In February of 2009, Debra Lua Whelan published an article in SLJ about self censorship by librarians: “A Dirty Little Secret.” It’s a must read for librarians for sure, but also for anyone in the publishing business. In conjunction, SLJ surveyed it’s “Extra Helpings” readers about self-censorship. The results are shocking. Here are a few of the lowlights:
- 70% said possible reaction from parents kept them from buying a book.
- 87% said sexual content has kept them from buying a book.
- 47% said homosexuality has.
Statistics like this make me reflect upon my own choices. While I pride myself on buying books about hunting and the military when I myself am an aquavorian pacifist, I do have my touch points, namely misogyny in general and violence against women in particular.
Case in point: more than one (male) student has asked if we have Tucker Max’s I Hope they Serve Beer in Hell. We do not. I can hide behind my collection development policy here: the only professional review I could find came from a humor roundup in Booklist which called it “foul and misogynistic.” On the other hand, The Gossip Girl books aren’t exactly burning up with positive reviews and I have those. Picked up secondhand usually, but still they are on my shelves.

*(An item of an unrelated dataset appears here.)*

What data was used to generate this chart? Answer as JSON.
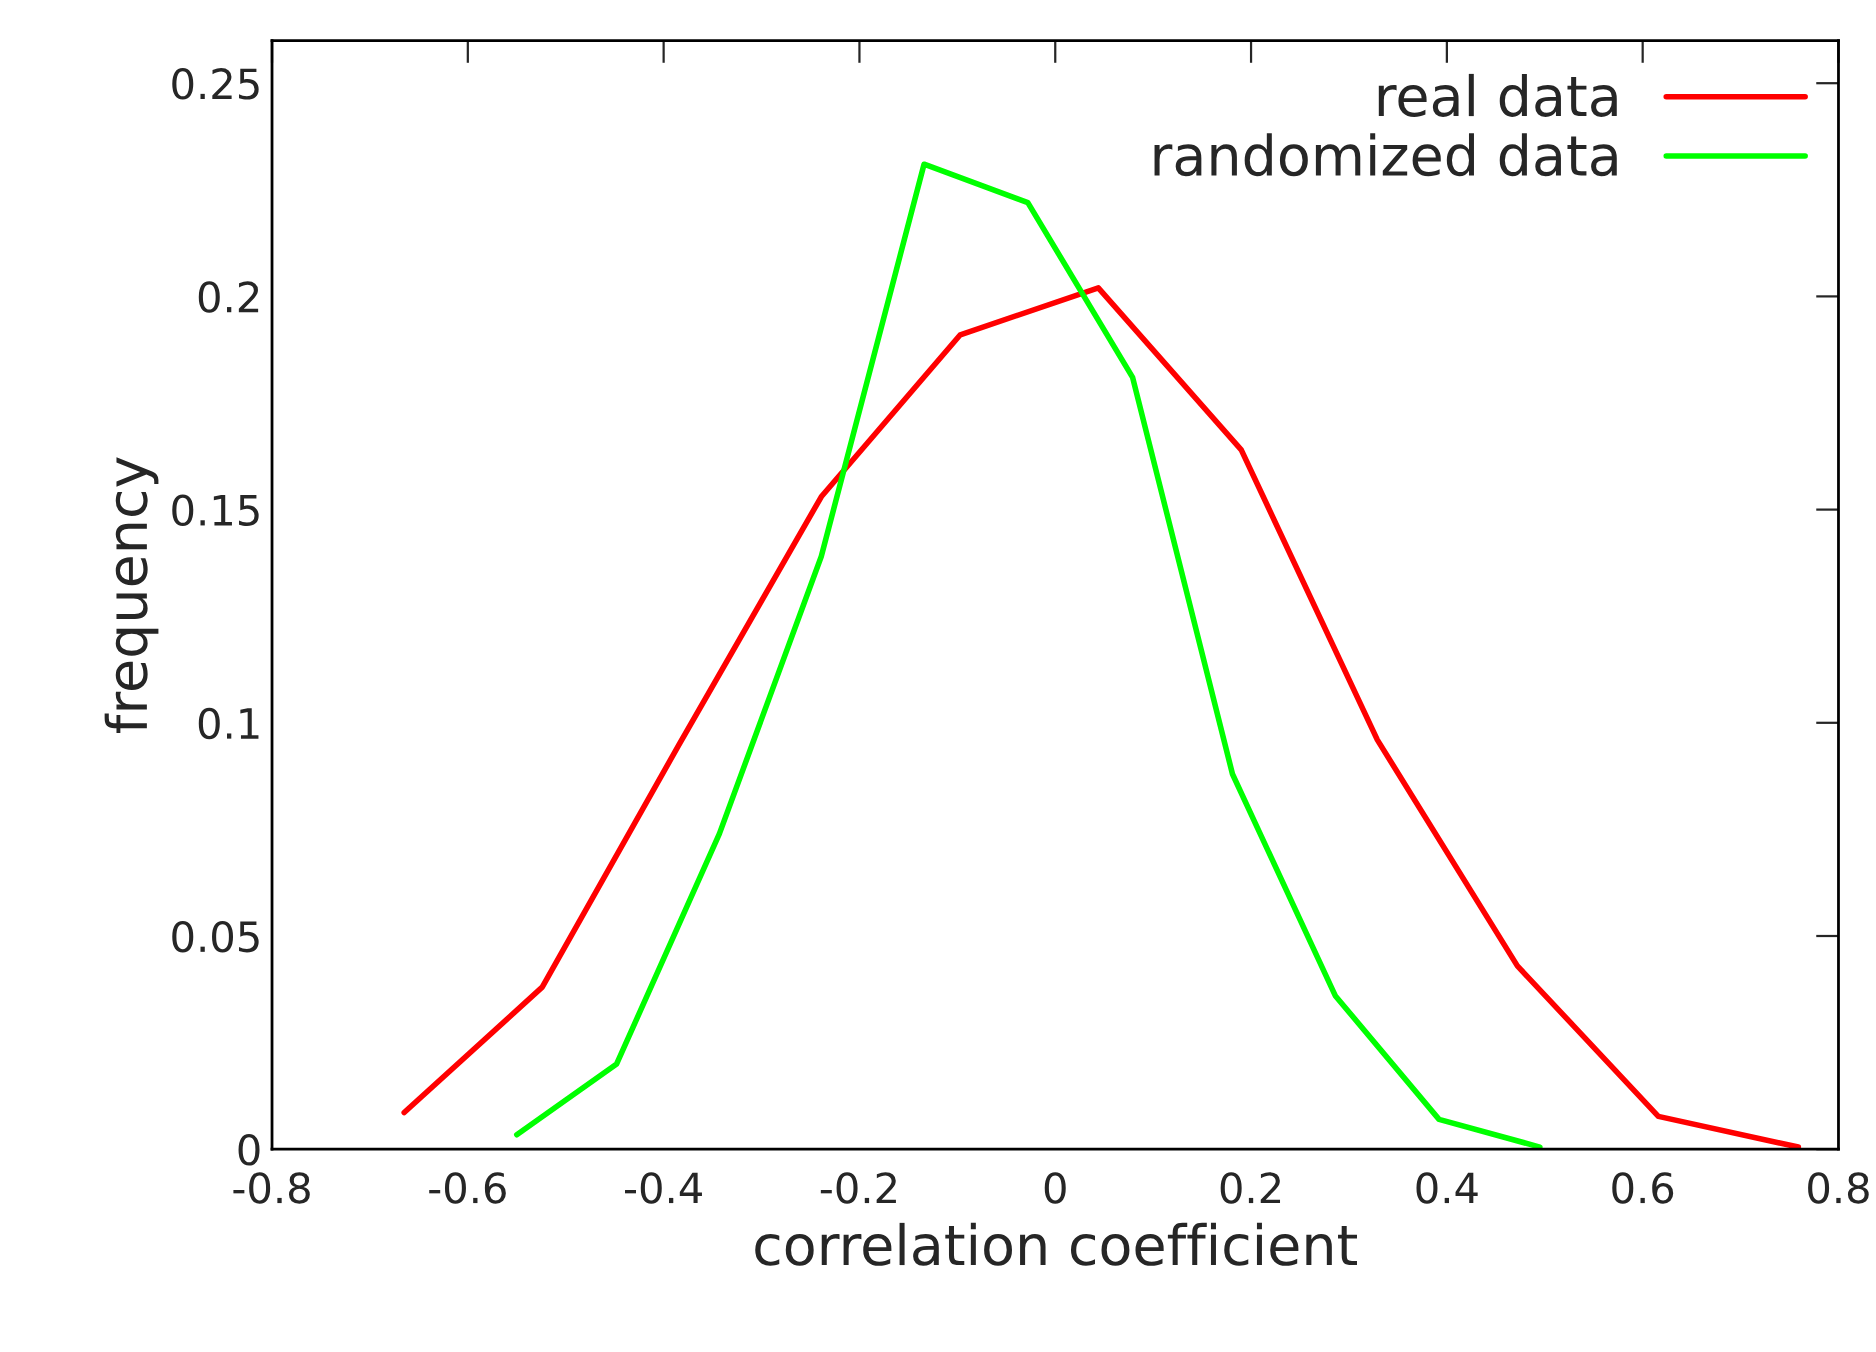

So is this self-censorship or collection development? Am I letting what offends me get in the way of my decisions? After all, it seems inconsistent of me to chastise people for wanting to keep what they feel is offensive off the shelves, while I won’t purchase certain books that rile me. Librarians, have you ever kept something off the shelf because you disagree with its content or because you fear a challenge?